AGL Advanced Audio Architecture (4a)

Abstract

4a is an audio framework made to handle automotive use cases like stream priority and interruptions. It does not deal with the audio by itself but rather with the policies and signaling around it. This means that 4a must be used in conjunction with an other API that is in charge of the audio stuff, like alsa or pulseaudio.

Architecture

Global architecture

applications architecture diagram

This detailed diagram shows the interactions between all components.

applications architecture diagram

This diagram shows the global architecture that any application playing audio should follow. As a developer, when you want to play audio, you rely on APIs such as alsa, pulseaudio or higher level API(s). To play audio you usually have some kind of device URI that you have to open in order to write audio data to it.

4a does not change anything about that. You still have to do all of this. 4a provides permissions, signals and policies. This means that all compliant applications have to ask 4a for a 'role' when they want to play audio. If 4a grants them the permission, it returns a device URI that applications have to open.

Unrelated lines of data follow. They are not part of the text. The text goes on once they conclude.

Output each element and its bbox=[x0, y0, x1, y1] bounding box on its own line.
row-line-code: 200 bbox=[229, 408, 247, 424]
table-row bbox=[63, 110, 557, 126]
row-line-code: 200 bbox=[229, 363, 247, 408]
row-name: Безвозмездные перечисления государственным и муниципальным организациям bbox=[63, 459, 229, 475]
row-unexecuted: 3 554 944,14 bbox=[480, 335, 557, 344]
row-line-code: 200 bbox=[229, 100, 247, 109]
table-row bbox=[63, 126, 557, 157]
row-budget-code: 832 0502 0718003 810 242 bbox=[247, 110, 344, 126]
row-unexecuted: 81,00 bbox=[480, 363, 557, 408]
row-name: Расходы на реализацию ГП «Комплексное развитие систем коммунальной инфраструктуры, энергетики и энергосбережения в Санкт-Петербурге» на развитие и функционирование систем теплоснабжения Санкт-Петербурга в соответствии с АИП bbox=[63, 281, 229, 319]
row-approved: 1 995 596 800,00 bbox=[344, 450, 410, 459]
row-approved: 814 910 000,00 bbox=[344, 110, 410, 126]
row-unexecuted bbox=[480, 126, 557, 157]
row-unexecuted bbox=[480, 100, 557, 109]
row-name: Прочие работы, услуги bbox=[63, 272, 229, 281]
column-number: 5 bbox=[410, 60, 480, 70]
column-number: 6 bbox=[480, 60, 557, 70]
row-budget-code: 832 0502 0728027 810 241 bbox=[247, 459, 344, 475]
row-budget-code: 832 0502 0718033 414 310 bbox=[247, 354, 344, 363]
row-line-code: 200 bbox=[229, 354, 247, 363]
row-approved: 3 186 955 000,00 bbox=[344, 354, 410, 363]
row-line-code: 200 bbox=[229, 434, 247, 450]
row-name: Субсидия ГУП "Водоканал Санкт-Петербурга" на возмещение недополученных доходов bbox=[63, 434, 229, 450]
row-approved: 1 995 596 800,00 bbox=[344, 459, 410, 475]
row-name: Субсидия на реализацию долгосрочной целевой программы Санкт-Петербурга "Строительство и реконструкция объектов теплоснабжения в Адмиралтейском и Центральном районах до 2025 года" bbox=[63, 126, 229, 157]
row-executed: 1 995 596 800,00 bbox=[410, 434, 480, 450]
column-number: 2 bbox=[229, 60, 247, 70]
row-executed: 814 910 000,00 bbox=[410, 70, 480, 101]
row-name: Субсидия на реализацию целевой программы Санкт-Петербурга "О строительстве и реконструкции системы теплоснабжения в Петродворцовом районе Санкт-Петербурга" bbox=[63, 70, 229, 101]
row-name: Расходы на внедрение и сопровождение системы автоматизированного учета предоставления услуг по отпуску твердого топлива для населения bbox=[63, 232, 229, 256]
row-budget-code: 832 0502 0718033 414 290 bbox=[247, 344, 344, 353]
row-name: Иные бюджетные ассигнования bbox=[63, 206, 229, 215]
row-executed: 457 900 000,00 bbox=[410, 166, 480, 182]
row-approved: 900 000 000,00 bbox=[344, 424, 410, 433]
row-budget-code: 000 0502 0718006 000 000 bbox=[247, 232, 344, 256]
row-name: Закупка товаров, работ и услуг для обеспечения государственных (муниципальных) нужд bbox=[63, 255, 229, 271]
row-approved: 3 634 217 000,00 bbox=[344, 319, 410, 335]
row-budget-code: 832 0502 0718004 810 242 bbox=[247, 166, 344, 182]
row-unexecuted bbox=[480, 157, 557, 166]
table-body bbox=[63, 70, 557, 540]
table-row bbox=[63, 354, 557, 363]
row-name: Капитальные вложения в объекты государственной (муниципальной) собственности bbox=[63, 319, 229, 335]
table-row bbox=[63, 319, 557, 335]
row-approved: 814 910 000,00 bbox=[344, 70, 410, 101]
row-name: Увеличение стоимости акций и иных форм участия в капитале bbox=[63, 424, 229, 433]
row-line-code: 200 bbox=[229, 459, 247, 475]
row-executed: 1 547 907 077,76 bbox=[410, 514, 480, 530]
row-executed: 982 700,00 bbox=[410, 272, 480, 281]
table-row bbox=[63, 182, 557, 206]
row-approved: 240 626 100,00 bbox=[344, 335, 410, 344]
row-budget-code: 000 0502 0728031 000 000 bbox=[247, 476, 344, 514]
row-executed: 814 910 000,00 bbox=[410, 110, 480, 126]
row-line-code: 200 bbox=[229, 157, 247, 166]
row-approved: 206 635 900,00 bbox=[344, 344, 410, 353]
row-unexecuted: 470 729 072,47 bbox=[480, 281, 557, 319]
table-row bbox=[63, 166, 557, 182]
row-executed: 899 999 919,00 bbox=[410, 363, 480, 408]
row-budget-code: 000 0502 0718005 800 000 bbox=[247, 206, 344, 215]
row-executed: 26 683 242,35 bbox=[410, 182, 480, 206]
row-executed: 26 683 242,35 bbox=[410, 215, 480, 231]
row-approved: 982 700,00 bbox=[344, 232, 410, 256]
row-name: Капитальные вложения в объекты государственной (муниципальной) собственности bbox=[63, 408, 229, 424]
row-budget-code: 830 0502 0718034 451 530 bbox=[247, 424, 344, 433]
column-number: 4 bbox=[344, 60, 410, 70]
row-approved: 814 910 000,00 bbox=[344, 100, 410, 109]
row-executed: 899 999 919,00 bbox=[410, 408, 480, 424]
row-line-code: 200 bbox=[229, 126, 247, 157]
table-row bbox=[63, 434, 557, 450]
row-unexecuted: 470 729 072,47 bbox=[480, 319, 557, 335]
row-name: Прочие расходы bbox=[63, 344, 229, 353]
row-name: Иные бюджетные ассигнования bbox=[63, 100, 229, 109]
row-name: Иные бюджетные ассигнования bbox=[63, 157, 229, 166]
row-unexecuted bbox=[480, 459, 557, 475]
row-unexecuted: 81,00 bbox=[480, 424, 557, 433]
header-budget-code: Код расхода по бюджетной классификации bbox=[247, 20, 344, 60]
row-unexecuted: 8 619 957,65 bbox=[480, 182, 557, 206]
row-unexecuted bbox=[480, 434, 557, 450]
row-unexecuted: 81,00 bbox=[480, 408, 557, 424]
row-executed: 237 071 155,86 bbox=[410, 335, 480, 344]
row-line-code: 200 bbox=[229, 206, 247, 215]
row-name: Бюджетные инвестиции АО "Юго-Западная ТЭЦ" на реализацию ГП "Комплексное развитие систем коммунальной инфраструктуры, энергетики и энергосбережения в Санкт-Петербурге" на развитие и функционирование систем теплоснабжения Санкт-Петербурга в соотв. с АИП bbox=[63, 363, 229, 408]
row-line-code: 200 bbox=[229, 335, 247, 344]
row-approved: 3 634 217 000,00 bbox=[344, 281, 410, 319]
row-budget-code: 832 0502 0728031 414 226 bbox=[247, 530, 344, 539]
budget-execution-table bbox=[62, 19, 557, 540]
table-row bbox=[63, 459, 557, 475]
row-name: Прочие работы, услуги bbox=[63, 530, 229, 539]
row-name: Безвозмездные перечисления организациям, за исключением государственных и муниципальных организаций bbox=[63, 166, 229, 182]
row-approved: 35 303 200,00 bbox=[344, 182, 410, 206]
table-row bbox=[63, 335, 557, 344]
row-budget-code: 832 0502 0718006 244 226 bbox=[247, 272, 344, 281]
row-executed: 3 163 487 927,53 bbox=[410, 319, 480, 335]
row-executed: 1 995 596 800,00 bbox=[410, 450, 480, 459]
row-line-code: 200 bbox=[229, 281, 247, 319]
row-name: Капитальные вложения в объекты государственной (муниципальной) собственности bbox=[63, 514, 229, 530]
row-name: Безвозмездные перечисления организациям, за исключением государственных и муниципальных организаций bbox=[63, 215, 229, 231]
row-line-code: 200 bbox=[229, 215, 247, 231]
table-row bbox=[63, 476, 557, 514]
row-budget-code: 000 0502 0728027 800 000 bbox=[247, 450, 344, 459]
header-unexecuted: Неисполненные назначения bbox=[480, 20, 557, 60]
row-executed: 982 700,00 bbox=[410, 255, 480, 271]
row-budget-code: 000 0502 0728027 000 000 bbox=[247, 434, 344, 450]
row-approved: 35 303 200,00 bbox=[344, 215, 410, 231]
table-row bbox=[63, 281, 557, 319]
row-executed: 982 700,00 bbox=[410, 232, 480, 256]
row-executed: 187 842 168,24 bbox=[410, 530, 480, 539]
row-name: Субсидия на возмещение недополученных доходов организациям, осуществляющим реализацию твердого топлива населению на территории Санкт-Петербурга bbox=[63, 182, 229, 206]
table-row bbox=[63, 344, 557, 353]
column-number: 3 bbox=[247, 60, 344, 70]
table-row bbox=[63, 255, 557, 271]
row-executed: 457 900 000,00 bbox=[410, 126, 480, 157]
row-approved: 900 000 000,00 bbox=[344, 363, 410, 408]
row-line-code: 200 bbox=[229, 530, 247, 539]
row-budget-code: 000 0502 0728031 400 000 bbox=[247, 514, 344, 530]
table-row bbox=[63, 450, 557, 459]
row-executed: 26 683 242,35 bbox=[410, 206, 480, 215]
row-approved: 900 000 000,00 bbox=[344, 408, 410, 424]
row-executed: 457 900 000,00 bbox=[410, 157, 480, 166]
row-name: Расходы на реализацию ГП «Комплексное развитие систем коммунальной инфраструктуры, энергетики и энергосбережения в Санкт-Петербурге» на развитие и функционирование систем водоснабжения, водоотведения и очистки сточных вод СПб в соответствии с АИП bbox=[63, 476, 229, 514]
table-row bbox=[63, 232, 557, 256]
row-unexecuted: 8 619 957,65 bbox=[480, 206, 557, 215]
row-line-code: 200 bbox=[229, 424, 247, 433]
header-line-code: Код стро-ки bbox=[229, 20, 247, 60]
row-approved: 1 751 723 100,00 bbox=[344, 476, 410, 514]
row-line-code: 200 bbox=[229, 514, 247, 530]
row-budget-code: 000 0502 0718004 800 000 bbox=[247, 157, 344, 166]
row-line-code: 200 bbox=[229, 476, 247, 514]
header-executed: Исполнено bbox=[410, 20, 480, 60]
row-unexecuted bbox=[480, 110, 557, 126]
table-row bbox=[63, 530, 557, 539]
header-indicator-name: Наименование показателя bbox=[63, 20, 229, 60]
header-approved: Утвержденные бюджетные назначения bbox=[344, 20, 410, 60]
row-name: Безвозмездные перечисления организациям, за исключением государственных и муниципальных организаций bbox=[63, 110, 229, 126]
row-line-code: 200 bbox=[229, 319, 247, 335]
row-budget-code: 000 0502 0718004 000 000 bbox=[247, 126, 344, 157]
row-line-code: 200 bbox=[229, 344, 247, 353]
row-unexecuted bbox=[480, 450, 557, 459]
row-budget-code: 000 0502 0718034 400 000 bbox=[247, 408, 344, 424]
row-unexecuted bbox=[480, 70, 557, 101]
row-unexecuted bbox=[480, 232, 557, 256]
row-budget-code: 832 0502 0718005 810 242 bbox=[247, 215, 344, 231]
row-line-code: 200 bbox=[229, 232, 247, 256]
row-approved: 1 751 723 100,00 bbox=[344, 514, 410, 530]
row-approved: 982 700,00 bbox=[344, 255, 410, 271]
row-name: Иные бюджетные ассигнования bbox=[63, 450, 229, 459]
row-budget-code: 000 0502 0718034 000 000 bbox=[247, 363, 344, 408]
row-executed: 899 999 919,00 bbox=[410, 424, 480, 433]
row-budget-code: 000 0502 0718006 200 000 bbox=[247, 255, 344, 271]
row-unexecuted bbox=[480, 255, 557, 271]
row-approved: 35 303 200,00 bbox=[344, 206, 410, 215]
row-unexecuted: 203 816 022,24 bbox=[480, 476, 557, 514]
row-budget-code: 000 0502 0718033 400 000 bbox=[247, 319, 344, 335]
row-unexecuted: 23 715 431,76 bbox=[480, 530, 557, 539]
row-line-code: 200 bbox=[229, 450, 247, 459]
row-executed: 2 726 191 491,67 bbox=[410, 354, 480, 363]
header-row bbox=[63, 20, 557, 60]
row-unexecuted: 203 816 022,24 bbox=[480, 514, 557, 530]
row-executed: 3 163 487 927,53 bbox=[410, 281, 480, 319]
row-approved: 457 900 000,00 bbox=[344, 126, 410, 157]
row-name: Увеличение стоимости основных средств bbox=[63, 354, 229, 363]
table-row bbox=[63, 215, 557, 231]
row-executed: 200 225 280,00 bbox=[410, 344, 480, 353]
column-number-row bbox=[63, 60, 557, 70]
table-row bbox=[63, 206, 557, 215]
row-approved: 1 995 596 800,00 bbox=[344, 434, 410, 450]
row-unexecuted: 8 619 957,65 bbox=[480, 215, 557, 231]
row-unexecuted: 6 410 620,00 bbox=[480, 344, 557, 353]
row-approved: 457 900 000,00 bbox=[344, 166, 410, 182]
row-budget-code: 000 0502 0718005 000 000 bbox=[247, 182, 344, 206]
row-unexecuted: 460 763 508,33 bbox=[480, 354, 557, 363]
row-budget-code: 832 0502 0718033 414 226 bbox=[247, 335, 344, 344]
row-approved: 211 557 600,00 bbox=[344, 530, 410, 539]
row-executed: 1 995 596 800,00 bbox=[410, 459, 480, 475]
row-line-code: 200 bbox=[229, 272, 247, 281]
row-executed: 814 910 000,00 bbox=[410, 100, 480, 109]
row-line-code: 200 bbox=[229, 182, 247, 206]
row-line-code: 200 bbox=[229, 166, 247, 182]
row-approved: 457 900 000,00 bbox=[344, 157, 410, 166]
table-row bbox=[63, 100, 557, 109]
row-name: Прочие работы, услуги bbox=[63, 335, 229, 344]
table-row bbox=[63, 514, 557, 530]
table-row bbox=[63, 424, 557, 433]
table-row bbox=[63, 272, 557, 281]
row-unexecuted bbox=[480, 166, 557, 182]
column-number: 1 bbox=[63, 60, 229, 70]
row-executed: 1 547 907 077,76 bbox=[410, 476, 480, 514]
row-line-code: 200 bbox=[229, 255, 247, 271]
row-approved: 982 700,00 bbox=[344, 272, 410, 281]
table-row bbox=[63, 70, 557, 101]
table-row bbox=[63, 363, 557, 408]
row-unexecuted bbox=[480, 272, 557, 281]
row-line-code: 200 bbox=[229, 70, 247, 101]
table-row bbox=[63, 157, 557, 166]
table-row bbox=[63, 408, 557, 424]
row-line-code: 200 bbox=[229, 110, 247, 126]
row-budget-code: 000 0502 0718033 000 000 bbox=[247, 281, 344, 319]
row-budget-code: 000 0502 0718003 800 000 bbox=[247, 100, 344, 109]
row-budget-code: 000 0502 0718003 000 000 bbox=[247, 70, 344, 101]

Nothing prevent an application to directly open a device, but in this case no policies can be applied and access permissions are handled by system policies.

4a Architecture

4a's architecture diagram

Even if applications only deal with the high level API, 4a is made of multiple components that rely on each other.

The high level API uses the hal-manager to list enabled HALs then it uses directly those HALs.

HALs rely directly on drivers and/or softmixer.